Street in Lima, Peru

Aviation Avenue (Avenida Aviación) is a major avenue of Lima, Peru. It extends from north to south along 51 blocks, connecting Miguel Grau Avenue with Higuereta Roundabout, while passing through the districts of Lima, La Victoria, San Luis, San Borja, Surquillo, and Santiago de Surco. It has a train path located along its entire central berm.

==History==
Originally an open-air avenue, it was chosen as the route for the overhead train system that would connect Villa El Salvador with San Juan de Lurigancho during Alan García's first presidency during the 1980s. On October 17, 1986, a cornerstone was placed at Higuereta Roundabout by García during a ceremony also attended by then mayor Jorge del Castillo. After a series of setbacks, the work was not continued after García left office, and remained incomplete until his second presidency, when it resumed in 2009 under Brazilian conglomerate Odebrecht. The service was inaugurated in 2011, although it was not completed until 2014.

In 2013, it was the sixth avenue in the city with the most traffic. Operations by the National Police of Peru and the Metropolitan Municipality of Lima against street vendors took place in the 2010s.

==Route==
The avenue begins south of Dos de Mayo National Hospital located at Miguel Grau Avenue, in Barrios Altos. Likewise, at this point, Line 1 of the Lima and Callao Metro enters the avenue. The road passes through the informal market of Tacora, where ambulatory commerce predominates in the surrounding streets and passages.

At the intersection with 28 de Julio Avenue, the avenue enters La Victoria district. At this point, the road delimits to the west with the Gamarra Commercial Emporium, and to the east with the La Parada area. Likewise, it has a great abundance of street commerce, especially on the Gamarra side. At the intersection with Jaime Bausate and Meza avenues, El Migrante José María Arguedas Park is located. Then, at the intersection with Hipólito Unanue street is a metro station. Passing the intersection with Isabel la Católica Avenue, there are stores selling computer accessories and smartphones. Next, there is the Gama Moda Plaza shopping centre. Passing the intersection with México Avenue, the Gamarra and La Parada areas culminate, and at the same time the road becomes less busy. From this point onwards there are stores selling parts and accessories for vehicles and machines. Another metro station is located prior to its intersection with Nicolás Arriola Avenue.

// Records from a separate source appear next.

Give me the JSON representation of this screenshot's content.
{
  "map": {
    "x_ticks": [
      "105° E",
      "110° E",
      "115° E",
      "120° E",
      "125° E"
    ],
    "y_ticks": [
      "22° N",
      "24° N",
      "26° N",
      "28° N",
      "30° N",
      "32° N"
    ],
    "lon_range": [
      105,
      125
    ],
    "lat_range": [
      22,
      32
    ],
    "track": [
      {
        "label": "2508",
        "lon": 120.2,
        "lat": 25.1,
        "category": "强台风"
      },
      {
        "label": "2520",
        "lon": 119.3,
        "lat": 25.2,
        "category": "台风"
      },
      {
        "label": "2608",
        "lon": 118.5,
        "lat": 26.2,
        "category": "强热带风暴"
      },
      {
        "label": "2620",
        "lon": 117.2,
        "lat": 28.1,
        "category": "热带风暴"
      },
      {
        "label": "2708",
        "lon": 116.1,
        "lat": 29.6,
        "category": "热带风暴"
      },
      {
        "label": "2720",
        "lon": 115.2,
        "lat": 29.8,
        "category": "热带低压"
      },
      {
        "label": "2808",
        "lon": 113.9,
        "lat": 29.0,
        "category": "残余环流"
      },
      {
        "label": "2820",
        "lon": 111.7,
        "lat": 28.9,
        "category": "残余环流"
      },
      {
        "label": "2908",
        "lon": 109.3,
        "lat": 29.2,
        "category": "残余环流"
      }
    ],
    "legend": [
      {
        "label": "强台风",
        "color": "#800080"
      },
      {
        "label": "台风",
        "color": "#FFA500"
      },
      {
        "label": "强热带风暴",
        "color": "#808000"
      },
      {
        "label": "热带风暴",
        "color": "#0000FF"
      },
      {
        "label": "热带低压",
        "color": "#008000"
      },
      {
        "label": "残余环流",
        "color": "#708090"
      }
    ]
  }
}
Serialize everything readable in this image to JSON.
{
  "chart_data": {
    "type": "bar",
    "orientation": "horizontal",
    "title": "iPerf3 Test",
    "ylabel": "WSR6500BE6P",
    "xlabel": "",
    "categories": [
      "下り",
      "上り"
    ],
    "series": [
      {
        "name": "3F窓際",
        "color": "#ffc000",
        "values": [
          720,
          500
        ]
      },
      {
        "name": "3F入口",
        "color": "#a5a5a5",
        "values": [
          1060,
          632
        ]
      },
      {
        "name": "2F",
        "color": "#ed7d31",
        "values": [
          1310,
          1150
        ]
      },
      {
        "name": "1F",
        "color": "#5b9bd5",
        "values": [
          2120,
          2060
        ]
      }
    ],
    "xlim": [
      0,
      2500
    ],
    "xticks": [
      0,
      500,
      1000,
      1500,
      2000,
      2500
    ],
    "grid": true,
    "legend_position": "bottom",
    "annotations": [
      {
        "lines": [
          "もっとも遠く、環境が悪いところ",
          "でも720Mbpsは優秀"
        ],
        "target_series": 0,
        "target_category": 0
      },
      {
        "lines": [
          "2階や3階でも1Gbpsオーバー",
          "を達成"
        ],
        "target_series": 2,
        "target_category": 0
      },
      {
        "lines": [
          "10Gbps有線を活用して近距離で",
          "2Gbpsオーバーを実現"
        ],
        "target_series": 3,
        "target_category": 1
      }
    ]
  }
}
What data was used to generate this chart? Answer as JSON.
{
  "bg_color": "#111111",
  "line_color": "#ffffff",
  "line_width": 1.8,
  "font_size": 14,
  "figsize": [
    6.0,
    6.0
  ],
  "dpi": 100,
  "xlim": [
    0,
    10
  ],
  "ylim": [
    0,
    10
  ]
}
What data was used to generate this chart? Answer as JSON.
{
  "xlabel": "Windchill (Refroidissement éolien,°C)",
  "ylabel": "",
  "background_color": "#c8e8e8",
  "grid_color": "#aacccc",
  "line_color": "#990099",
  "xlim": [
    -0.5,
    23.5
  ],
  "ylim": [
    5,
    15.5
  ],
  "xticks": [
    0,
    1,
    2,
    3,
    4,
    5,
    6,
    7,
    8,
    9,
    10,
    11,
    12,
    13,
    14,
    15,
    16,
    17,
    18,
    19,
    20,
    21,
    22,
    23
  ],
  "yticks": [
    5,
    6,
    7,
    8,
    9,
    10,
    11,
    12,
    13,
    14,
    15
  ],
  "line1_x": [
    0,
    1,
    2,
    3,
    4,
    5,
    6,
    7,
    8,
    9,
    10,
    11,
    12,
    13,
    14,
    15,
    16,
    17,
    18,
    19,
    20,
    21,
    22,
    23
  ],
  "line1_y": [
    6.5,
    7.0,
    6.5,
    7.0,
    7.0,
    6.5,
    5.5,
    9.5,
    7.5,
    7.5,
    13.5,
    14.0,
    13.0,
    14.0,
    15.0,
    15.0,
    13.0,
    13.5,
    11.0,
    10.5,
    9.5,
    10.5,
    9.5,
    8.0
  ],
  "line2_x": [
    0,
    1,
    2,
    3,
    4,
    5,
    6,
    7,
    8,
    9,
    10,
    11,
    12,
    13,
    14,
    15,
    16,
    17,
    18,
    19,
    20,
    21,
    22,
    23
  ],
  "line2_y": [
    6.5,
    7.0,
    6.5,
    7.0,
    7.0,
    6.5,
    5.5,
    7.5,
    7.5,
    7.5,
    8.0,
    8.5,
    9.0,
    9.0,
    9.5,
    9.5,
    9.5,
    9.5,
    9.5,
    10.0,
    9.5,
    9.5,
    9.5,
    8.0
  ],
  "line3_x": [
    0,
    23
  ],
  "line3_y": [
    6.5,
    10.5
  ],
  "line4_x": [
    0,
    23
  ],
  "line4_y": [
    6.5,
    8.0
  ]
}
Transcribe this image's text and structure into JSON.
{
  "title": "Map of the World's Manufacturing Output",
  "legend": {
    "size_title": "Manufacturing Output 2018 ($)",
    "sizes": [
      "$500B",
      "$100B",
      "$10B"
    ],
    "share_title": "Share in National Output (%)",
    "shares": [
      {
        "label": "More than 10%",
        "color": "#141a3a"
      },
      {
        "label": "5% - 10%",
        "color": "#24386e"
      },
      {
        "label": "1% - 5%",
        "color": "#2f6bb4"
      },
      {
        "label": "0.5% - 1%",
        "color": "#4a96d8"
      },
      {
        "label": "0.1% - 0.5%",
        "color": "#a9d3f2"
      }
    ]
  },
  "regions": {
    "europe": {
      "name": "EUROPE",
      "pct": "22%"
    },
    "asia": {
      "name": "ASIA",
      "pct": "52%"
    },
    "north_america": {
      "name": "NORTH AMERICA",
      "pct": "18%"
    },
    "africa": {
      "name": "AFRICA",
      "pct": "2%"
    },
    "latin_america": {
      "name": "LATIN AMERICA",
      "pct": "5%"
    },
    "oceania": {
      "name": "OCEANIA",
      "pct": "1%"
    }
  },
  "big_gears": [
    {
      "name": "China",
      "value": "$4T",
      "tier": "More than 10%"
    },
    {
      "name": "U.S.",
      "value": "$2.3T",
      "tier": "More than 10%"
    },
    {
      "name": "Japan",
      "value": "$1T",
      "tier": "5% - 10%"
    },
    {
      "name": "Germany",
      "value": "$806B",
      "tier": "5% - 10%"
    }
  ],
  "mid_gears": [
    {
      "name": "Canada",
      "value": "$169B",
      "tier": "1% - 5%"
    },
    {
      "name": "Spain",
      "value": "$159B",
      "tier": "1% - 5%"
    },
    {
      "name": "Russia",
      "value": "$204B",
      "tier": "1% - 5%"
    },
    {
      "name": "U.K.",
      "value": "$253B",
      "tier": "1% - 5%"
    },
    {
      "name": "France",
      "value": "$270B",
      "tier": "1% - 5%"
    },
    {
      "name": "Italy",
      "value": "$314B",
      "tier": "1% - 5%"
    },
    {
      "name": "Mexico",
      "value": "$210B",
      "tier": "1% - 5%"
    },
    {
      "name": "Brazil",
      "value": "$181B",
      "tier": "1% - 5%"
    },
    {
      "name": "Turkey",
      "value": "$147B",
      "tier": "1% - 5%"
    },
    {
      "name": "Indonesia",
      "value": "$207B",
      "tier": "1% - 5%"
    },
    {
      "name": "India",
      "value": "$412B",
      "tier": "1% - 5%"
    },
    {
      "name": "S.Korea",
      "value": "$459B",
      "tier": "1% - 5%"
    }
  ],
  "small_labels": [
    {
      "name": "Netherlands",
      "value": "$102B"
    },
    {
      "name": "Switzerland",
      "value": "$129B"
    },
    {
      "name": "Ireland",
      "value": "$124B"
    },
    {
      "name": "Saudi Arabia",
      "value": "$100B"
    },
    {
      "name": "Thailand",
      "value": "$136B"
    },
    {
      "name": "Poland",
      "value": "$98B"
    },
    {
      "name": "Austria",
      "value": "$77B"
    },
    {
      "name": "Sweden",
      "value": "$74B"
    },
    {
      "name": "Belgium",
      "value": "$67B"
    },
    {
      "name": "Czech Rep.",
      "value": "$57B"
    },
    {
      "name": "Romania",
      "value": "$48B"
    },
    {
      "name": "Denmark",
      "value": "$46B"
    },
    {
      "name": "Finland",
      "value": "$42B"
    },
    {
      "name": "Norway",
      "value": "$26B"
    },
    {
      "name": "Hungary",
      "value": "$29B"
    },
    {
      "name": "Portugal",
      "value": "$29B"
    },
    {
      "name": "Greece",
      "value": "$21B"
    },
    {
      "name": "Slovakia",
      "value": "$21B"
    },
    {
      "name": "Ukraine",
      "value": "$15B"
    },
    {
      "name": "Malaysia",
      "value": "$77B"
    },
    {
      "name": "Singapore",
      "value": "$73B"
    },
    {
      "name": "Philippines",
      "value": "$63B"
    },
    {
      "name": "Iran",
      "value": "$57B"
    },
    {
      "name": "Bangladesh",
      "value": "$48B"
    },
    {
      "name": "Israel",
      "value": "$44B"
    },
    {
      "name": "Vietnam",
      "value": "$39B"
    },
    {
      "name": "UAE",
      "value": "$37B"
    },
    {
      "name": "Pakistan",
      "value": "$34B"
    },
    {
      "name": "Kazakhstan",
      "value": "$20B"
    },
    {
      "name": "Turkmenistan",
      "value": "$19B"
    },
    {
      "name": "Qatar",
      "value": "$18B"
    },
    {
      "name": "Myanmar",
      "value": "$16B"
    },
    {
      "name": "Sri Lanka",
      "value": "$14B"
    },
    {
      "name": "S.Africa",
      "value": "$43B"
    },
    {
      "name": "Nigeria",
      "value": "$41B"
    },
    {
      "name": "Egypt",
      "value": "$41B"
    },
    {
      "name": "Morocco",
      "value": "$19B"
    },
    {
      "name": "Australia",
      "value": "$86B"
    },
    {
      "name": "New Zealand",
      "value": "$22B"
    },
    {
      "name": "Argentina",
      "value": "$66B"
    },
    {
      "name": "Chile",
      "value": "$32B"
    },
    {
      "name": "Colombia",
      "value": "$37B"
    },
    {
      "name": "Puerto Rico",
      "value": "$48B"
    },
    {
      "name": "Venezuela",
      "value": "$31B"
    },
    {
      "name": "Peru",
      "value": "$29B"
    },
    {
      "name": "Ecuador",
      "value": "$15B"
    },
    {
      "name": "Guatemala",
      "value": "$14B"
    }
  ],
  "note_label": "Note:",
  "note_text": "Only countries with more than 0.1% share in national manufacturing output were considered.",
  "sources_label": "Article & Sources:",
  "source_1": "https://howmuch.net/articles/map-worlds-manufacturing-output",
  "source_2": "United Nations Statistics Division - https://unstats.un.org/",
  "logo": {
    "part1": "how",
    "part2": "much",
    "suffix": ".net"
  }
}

From the intersection with Nicolás Arriola Avenue, the road becomes calmer and relatively safer as it crosses the residential area of Túpac Amaru, belonging to the districts of La Victoria and San Luis, at both ends. Later, the avenue passes in front of the National Sports Village and the headquarters of the Peruvian Football Federation, located on the side of the San Luis district. From the intersection with Canada Avenue, the road resumes its commercial and bustling character; however, with better public management.

Further ahead are the National Library of Peru, the Grand National Theatre and a metro station at the intersection with Javier Prado Este Avenue, also close to the Museum of the Nation and the Ministry of Culture. The road then enters a much more commercial area until it reaches Angamos Avenue, where it continues until it reaches Cabitos or Higuereta roundabout, where another metro station is located.

==Transport==
The avenue is open to vehicular traffic in its entirety. It is one of the most congested in the city.

=== Metro service ===
The Lima and Callao Metro's Line 1 operates alongside the avenue. Six stations are located in its path: Gamarra, Arriola, La Cultura, San Borja Sur, Angamos, and Cabitos.